Nello specifico, rientrano tutti i contributi che risultano essere stati versati in più di una gestione, tra le seguenti: 

Occorre inoltre evidenziare che, per quanto riguarda quest’ultima categoria, rientrano nello specifico le gestioni correlate al Fondo Pensioni Lavoratori Dipendenti nonché alle Gestioni Speciali dei Lavoratori Autonomi, ovvero per i commercianti, gli artigiani ed i coltivatori diretti.

I requisiti ordinari per accedere al cumulo contributi per i pensionati

Tuttavia, dopo aver chiarito effettivamente quali saranno le categorie di pensionati che potranno accedere alla possibilità di usufruire del cumulo dei contributi per i pensionati, è necessario ora andare a determinare anche quali sono i requisiti di cui bisogna essere in possesso per poter presentare correttamente la domanda.

A questo proposito, infatti, occorre sottolineare che tale cumulo dei contributi potrà essere effettivamente riconosciuto esclusivamente nei casi in cui la durata complessiva legata ai periodi di assicurazione presso eventuali enti ed organizzazioni internazionali, che risultano essere maturati siano pari ad almeno 52 settimane.

Dunque, è necessario anche evidenziare che tale periodo contributivo che fa riferimento alle prestazioni svolge presso organizzazioni ed enti internazionali non vada ad coincidere in alcun modo con quello relativo invece al periodo contributivo svolto in Italia.

Come si calcola il cumulo dei contributi per i pensionati?

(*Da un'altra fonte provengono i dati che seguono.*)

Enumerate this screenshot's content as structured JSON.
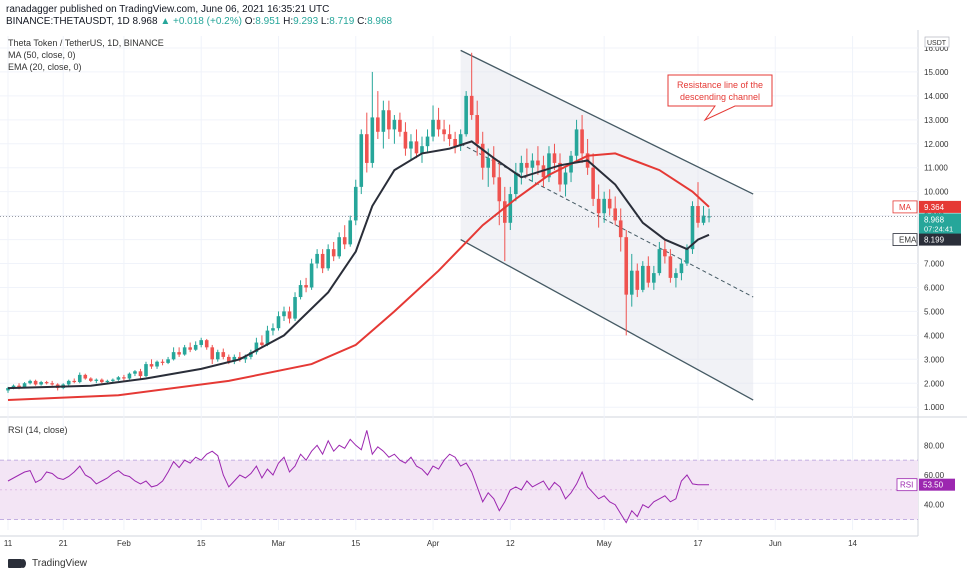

Abbiamo quindi visto nei precedenti paragrafi quali saranno le categorie di pensionati che potranno effettivamente avere la possibilità di beneficiare di questo importante meccanismo rappresentato dal cumulo dei contributi, ora è il momento di comprendere come viene calcolato a tutti gli effetti il cumulo e quali conseguenze avrà sugli importi delle pensioni INPS.

A questo proposito, occorre sottolineare che il diritto ad accedere al meccanismo del cumulo dei contributi per i pensionati italiani che hanno svolto un’attività anche presso organizzazioni internazionali, non va ad incidere effettivamente sugli importi del trattamento previdenziale che risulta invece essere stato conseguito nel territorio nazionale.

In tal senso, infatti, sarà fatto riferimento esclusivamente al sistema di calcolo che è stato già predisposto da parte dell’ordinamento relativo alla gestione di competenza a cui spetta il ruolo di erogatore della prestazione previdenziale.